Panetti’s case is so egregious that a coalition of prominent conservatives, many of them death penalty supporters, are calling on Texas governor Rick Perry to do what he can to commute Panetti’s death sentence (Although Perry doesn’t have unilateral authority to do so, he can grant a stay and put pressure on the Texas Board of Pardons, whose members he appoints, to grant a commutation).
This week, the list of conservative supporters grew as more prominent figures sent a new letter to Perry urging clemency. Among those signing: former Virginia attorney general Ken Cuccinelli; Dave Keene, opinion editor of the Washington Times; Reagan biographer Craig Shirley; American Enterprise Institute scholar Charles Murray; Floyd Brown—best known as the producer of the famous Willie Horton ad during the 1988 presidential campaign; longtime Republican National Committee member Morton Blackwell; Maggie Gallagher, the former head of the anti-gay marriage group National Organization for Marriage, and many others. They write, “Mr. Panetti is one of the most seriously mentally ill prisoners on death row in the United States. Rather than serving as a measured response to murder, the execution of Mr. Panetti would only serve to undermine the public’s faith in a fair and moral justice system.” . . .
It’s also unusual for conservative Christians to support a clemency petition like Panetti’s. The last time evangelicals really rallied en masse to prevent a pending execution was in 1998, in the case of Karla Faye Tucker, who converted to Christianity in prison and became a conservative cause célèbre. Despite the pleadings of evangelicals such as Pat Robertson, then-Texas Gov. George W. Bush, went ahead with the execution, and Tucker became the first woman executed in the state since 1863.
The Panetti case is different. His religious fervor is the product of a brain disorder, and the evangelicals’ opposition to his execution is not related to his religious proclamations.

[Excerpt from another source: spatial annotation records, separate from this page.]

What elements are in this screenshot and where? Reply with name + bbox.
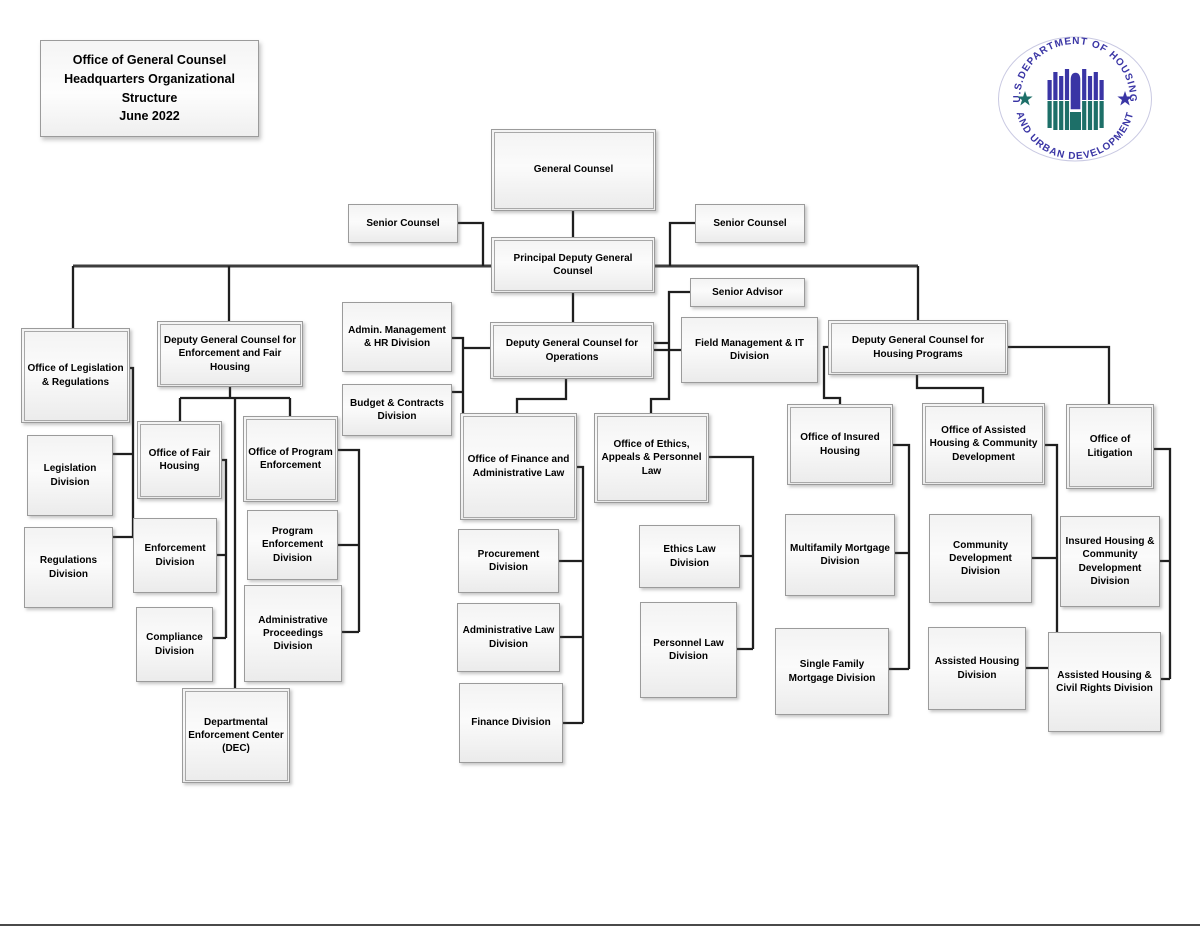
- node-legislation-division: Legislation Division: [27, 435, 113, 516]
- node-office-insured-housing: Office of Insured Housing: [787, 404, 893, 485]
- title-line-2: Headquarters Organizational: [64, 71, 235, 86]
- title-line-1: Office of General Counsel: [72, 53, 227, 67]
- node-compliance-division: Compliance Division: [136, 607, 213, 682]
- star-right-icon: [1117, 91, 1133, 106]
- node-departmental-enforcement-center: Departmental Enforcement Center (DEC): [182, 688, 290, 783]
- node-administrative-proceedings-division: Administrative Proceedings Division: [244, 585, 342, 682]
- node-admin-management-hr-division: Admin. Management & HR Division: [342, 302, 452, 372]
- node-senior-advisor: Senior Advisor: [690, 278, 805, 307]
- node-general-counsel: General Counsel: [491, 129, 656, 211]
- node-office-finance-administrative-law: Office of Finance and Administrative Law: [460, 413, 577, 520]
- node-budget-contracts-division: Budget & Contracts Division: [342, 384, 452, 436]
- title-line-4: June 2022: [119, 109, 180, 124]
- hud-seal-logo: U.S.DEPARTMENT OF HOUSING AND URBAN DEVE…: [998, 36, 1152, 162]
- node-community-development-division: Community Development Division: [929, 514, 1032, 603]
- node-dgc-enforcement-fair-housing: Deputy General Counsel for Enforcement a…: [157, 321, 303, 387]
- node-principal-deputy-general-counsel: Principal Deputy General Counsel: [491, 237, 655, 293]
- node-field-management-it-division: Field Management & IT Division: [681, 317, 818, 383]
- node-personnel-law-division: Personnel Law Division: [640, 602, 737, 698]
- node-office-program-enforcement: Office of Program Enforcement: [243, 416, 338, 502]
- node-office-legislation-regulations: Office of Legislation & Regulations: [21, 328, 130, 423]
- node-multifamily-mortgage-division: Multifamily Mortgage Division: [785, 514, 895, 596]
- node-assisted-housing-division: Assisted Housing Division: [928, 627, 1026, 710]
- node-ethics-law-division: Ethics Law Division: [639, 525, 740, 588]
- node-regulations-division: Regulations Division: [24, 527, 113, 608]
- star-left-icon: [1017, 91, 1033, 106]
- node-procurement-division: Procurement Division: [458, 529, 559, 593]
- node-single-family-mortgage-division: Single Family Mortgage Division: [775, 628, 889, 715]
- page-bottom-border: [0, 924, 1200, 926]
- node-assisted-housing-civil-rights-division: Assisted Housing & Civil Rights Division: [1048, 632, 1161, 732]
- node-program-enforcement-division: Program Enforcement Division: [247, 510, 338, 580]
- node-insured-housing-community-development-division: Insured Housing & Community Development …: [1060, 516, 1160, 607]
- node-office-litigation: Office of Litigation: [1066, 404, 1154, 489]
- node-dgc-housing-programs: Deputy General Counsel for Housing Progr…: [828, 320, 1008, 375]
- node-dgc-operations: Deputy General Counsel for Operations: [490, 322, 654, 379]
- node-senior-counsel-left: Senior Counsel: [348, 204, 458, 243]
- node-office-ethics-appeals-personnel-law: Office of Ethics, Appeals & Personnel La…: [594, 413, 709, 503]
- node-senior-counsel-right: Senior Counsel: [695, 204, 805, 243]
- hud-building-icon: [1047, 69, 1104, 130]
- node-enforcement-division: Enforcement Division: [133, 518, 217, 593]
- node-finance-division: Finance Division: [459, 683, 563, 763]
- node-administrative-law-division: Administrative Law Division: [457, 603, 560, 672]
- title-line-3: Structure: [121, 90, 178, 105]
- node-office-assisted-housing-community-development: Office of Assisted Housing & Community D…: [922, 403, 1045, 485]
- node-office-fair-housing: Office of Fair Housing: [137, 421, 222, 499]
- chart-title: Office of General Counsel Headquarters O…: [40, 40, 259, 137]
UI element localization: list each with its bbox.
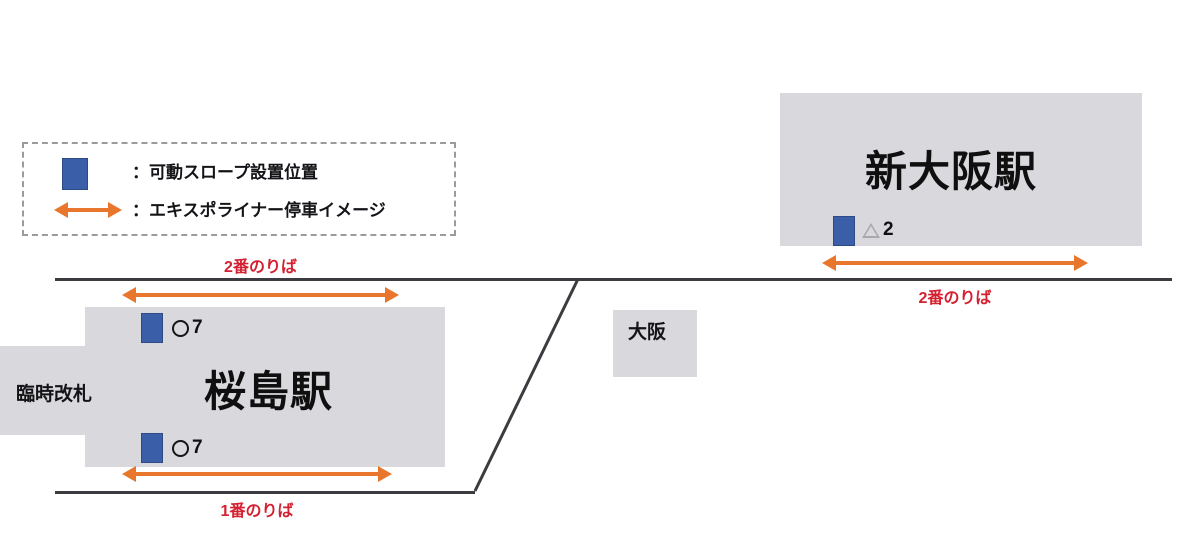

It is more of a reflection of the shift in public attitudes regarding capital punishment that has been driven by the growing number of exonerations of death row inmates, the high number of mentally ill and disabled people sentenced to die, and the inefficient and expensive administration of capital punishment. “A lot of conservatives are late to realize that the whole criminal-justice system is part of the government,” says Richard Viguerie, a prominent conservative leader and an ardent opponent of the death penalty.
In fact even the most directly affected survivor of Panetti’s violence — his ex-wife, the daughter of Panetti’s victims — has said she believes he is deeply sick and should be spared.
The only real advocate for killing a man who is, mentally and morally speaking, a helpless victim of his illness, is the faceless nameless “criminal justice system,” that moves forward inexorably towards its predetermined destination.